Más de cien días sin gobierno invitan a la reflexión. Si van acompañados de la certeza de que, tan pronto como el lunes, los citados cien días se duplicarán para abocarnos a un nuevo proceso electoral, la reflexión se convierte en obligatoria. Si marchamos hacia las citadas elecciones envueltos en la certidumbre de que, más que probablemente, no arrojarán un resultado sustancialmente distinto, tenemos un problema.
No es la primera vez que ocurre algo parecido en una democracia europea. Sin irnos demasiado lejos, Bélgica estuvo recientemente más de un año y medio sin gobierno por la incapacidad de los partidos flamencos y valones de ponerse de acuerdo. Por otra parte, Grecia ha tenido serios problemas de gobernabilidad en el pasado lustro, que arrojaron al país a una espiral electoral que desembocó en el triunfo de Alexis Tsipras y el preocupante crecimiento de Amanecer Dorado, la fuerza de extrema derecha populista.
No obstante, se trata de la primera vez que ocurre algo parecido en España. Un país, por cierto, en que no puede achacarse el problema de gobernabilidad a un sencillo pero irresoluble puzzle nacional compuesto de dos piezas sólo unidas por una capital a la que ninguna quiere renunciar (como Bélgica), pero tampoco a una deuda de casi el 180% del producto interior bruto -quita incluida-, las devastadoras consecuencias de casi cinco años de rescate total de las finanzas públicas y la completa desaparición de un otrora todopoderoso bipartidismo.
Acostumbrados a las mayorías cómodas o absolutas, un escenario como el presente es complejo
Acostumbrados a las mayorías absolutas y, en detrimento de éstas, a las mayorías cómodamente complementables con una bisagra nacionalista siempre dispuesta a negociar el “qué hay de lo mío”, un escenario como el presente es complejo y retorcido. Sin embargo, por encima de todo, es una cosa que a veces se nos olvida destacar: desconocido.
El primer síntoma de ello es la actitud volátil y casi histérica de no pocos analistas precipitados, más pendientes del cálculo de la rentabilidad electoral de las decisiones de las fuerzas políticas que de las verdaderas decisiones de las mismas y su significado político.
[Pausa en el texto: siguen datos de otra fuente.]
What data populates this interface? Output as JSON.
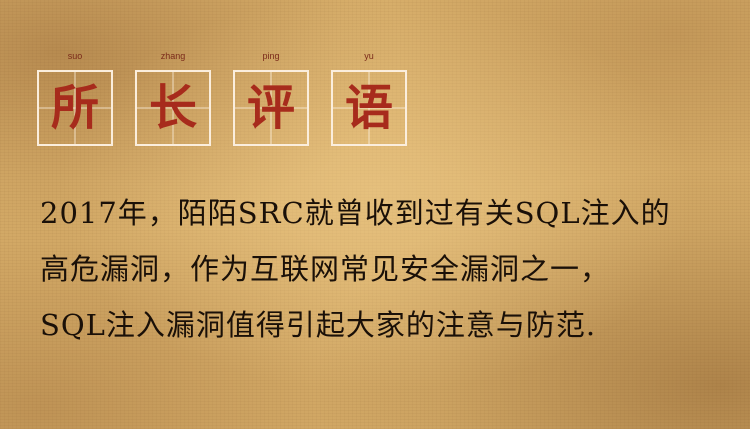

Tan pronto se declara la muerte de PSOE y Ciudadanos en nombre de la polarización del voto -diciembre y enero- como se augura el severo castigo a las fuerzas renuentes al pacto PSOE-Ciudadanos -febrero y marzo- o se declara el debilitamiento de PSOE y Podemos en beneficio del centro y centro derecha -abril-. Tan rotundamente se condena al ostracismo y la marginación a Mariano Rajoy y el PP, alabando la visión, valentía e inteligencia de Pedro Sánchez, como se declara amortizado al último por su arriesgada apuesta de investidura y se alaba el magistral manejo de los tiempos y la envidiable prudencia del primero.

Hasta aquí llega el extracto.